Rafael Barbosa* | Jornal de Notícias | opinião
Não é segredo para ninguém, menos ainda para os decisores políticos. Nas nossas cidades, em vez de ordenamento, temos desordenamento do território. A impermeabilização dos solos é a regra, seja pelo cimento das construções, pelo alcatrão das ruas ou pelo encanamento das linhas de águas que, mais cedo do que tarde, saem dos eixos, destruindo tudo. A ocupação dos leitos de cheia é a regra e não a exceção, porque foi assim que fomos ocupando o território e porque não há melhor promoção para um novo investimento imobiliário do que anunciar a vista rio ou a vista mar. E nada disto vai mudar, porque custaria muitos milhões realojar famílias e negócios. E, finalmente, temos as alterações climáticas, como fica de novo provado por esta alternância esquizofrénica em que, de uma estação para a outra, passamos da seca extrema para o dilúvio.
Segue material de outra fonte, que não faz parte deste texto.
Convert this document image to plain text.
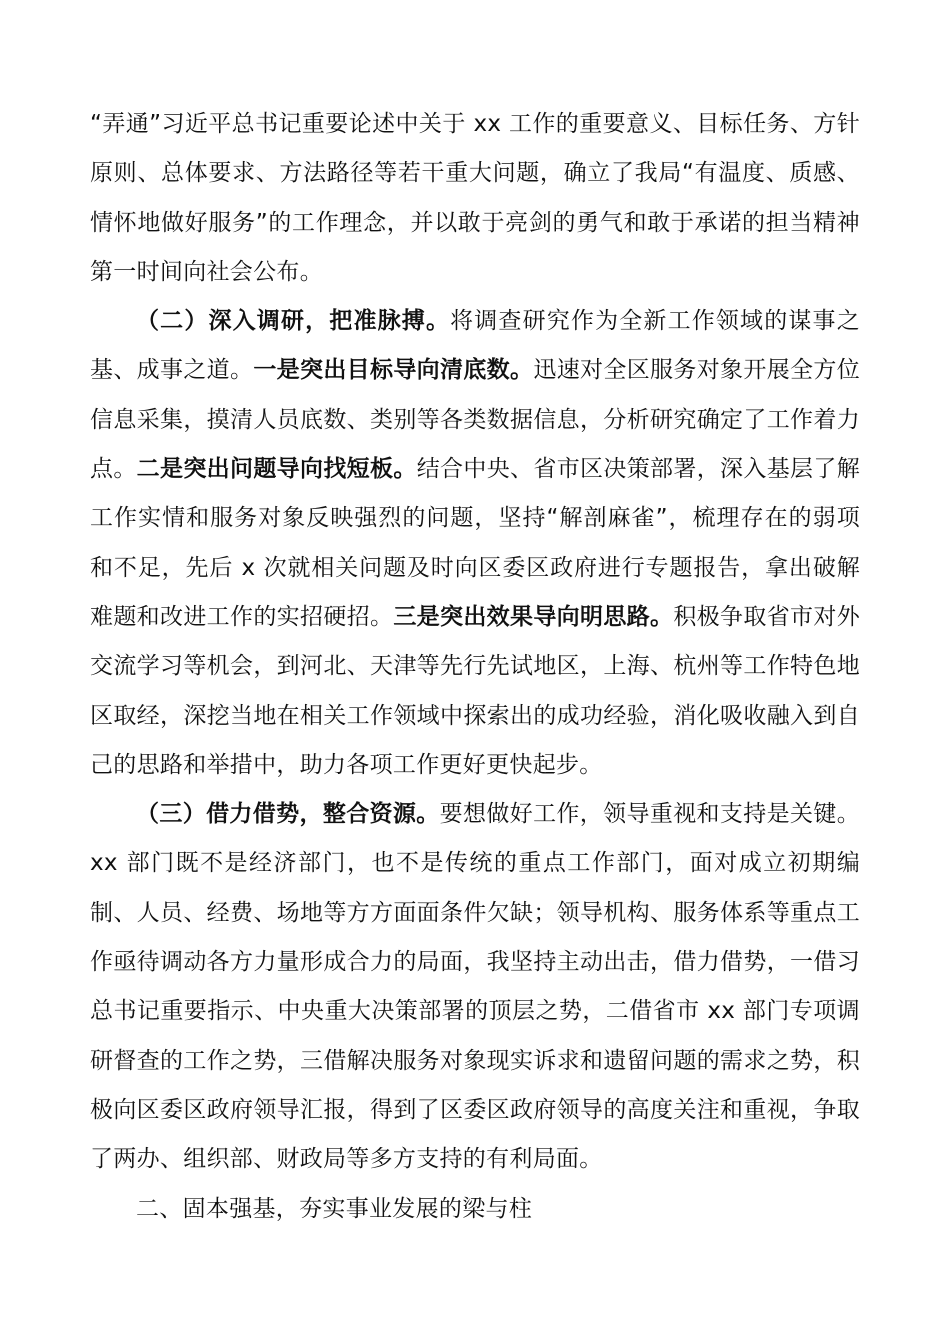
“弄通”习近平总书记重要论述中关于 xx 工作的重要意义、目标任务、方针原则、总体要求、方法路径等若干重大问题，确立了我局“有温度、质感、情怀地做好服务”的工作理念，并以敢于亮剑的勇气和敢于承诺的担当精神第一时间向社会公布。

（二）深入调研，把准脉搏。将调查研究作为全新工作领域的谋事之基、成事之道。一是突出目标导向清底数。迅速对全区服务对象开展全方位信息采集，摸清人员底数、类别等各类数据信息，分析研究确定了工作着力点。二是突出问题导向找短板。结合中央、省市区决策部署，深入基层了解工作实情和服务对象反映强烈的问题，坚持“解剖麻雀”，梳理存在的弱项和不足，先后 x 次就相关问题及时向区委区政府进行专题报告，拿出破解难题和改进工作的实招硬招。三是突出效果导向明思路。积极争取省市对外交流学习等机会，到河北、天津等先行先试地区，上海、杭州等工作特色地区取经，深挖当地在相关工作领域中探索出的成功经验，消化吸收融入到自己的思路和举措中，助力各项工作更好更快起步。

（三）借力借势，整合资源。要想做好工作，领导重视和支持是关键。xx 部门既不是经济部门，也不是传统的重点工作部门，面对成立初期编制、人员、经费、场地等方方面面条件欠缺；领导机构、服务体系等重点工作亟待调动各方力量形成合力的局面，我坚持主动出击，借力借势，一借习总书记重要指示、中央重大决策部署的顶层之势，二借省市 xx 部门专项调研督查的工作之势，三借解决服务对象现实诉求和遗留问题的需求之势，积极向区委区政府领导汇报，得到了区委区政府领导的高度关注和重视，争取了两办、组织部、财政局等多方支持的有利局面。

二、固本强基，夯实事业发展的梁与柱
Nenhuma surpresa, portanto, quanto aos sucessivos cataclismos que por estes dias assolam Lisboa e outras zonas mais a sul. Para o ano, talvez seja a vez do Norte, e no seguinte do Centro. Um pouco como os fogos de verão, que vão destruindo o país um pedaço de cada vez. É possível apostar sem receio de perder que, mesmo em Lisboa, se o sol espreitar e o calor espevitar nas próximas semanas, o desastre será esquecido. Lá diz o adágio que, depois da tempestade, vem a bonança. É esse o fado que condiciona o cidadão comum e dá jeito aos políticos e, por consequência, guia as suas políticas. A tentação é sempre a de olhar para o problema imediato, remediar o que for possível, dar uma pancadinha nas costas nos casos em que já não haja nada a fazer e deixar as soluções duradouras para uma qualquer comissão eventual. São decisões e obras pouco apetecíveis, caras, sem visibilidade, sem ganhos imediatos, que não dão para corte de fitas. No próximo inverno, voltaremos a falar disto. Se sobrevivermos ao verão.